Background: Intestinal compromise greatly contributes to postoperative adverse outcome. IN is the most detrimental form of intestinal compromise and is notoriously difficult to diagnose. IFABP is a small protein exclusively expressed by mature enterocytes and a promising marker of intestinal damage.
Methods: Plasma IFABP concentrations were measured in blood samples taken perioperatively from 55 patients undergoing open thoracic or thoracoabdominal aneurysm repair [OR-TAA(A)], 25 patients undergoing conventional open abdominal aneurysm repair (OR-abdominal aortic aneurysm [AAA]), and 16 patients undergoing endovascular aneurysm repair (EVAR). Data were compared with perioperative changes in arterial pH and serum lactate levels.

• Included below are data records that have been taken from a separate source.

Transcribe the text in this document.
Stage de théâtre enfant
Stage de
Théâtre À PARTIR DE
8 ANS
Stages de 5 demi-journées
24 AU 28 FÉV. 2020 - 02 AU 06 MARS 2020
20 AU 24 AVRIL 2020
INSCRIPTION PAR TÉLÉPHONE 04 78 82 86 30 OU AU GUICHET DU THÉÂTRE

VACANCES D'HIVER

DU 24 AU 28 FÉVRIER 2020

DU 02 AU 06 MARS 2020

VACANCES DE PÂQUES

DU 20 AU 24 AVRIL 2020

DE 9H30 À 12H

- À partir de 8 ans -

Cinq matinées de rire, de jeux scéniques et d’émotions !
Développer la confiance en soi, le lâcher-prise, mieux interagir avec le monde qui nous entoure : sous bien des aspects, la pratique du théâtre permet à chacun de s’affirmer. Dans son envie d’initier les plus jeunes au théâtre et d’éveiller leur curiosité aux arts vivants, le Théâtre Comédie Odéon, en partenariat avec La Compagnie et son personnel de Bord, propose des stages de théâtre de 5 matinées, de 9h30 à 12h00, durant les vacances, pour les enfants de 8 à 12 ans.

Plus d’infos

Results: IFABP levels increased in all patients undergoing OR-TAA(A) and OR-AAA reaching peak levels shortly after surgery; 281 ± 33 to 2,298 ± 490 pg/mL (P < 0.001) and 187 ± 31 to 641 ± 176 pg/mL (P < 0.05) respectively. IFABP levels were significantly higher in patients undergoing OR-TAA(A) (P < 0.001). IFABP levels in EVAR patients remained at baseline concentrations throughout the study. Four patients [2 OR-AAA, 2 OR-TAA(A)] developed fatal postoperative intestinal ischemia on day 2 or 3. High levels of plasma IFABP at the end of surgery had 100% sensitivity and 98.1% specificity for the identification of patients developing IN. In OR-AAA patients, arterial pH and lactate levels were of additional discriminating value. Complete discrimination between patients with and without IN using plasma IFABP could be made on the first postoperative day.
Conclusions: Analysis of plasma IFABP levels is of additional value to other current plasma markers in the diagnosis of IN, and it enables early identification of patients with IN after aortic surgery days before clinical diagnosis.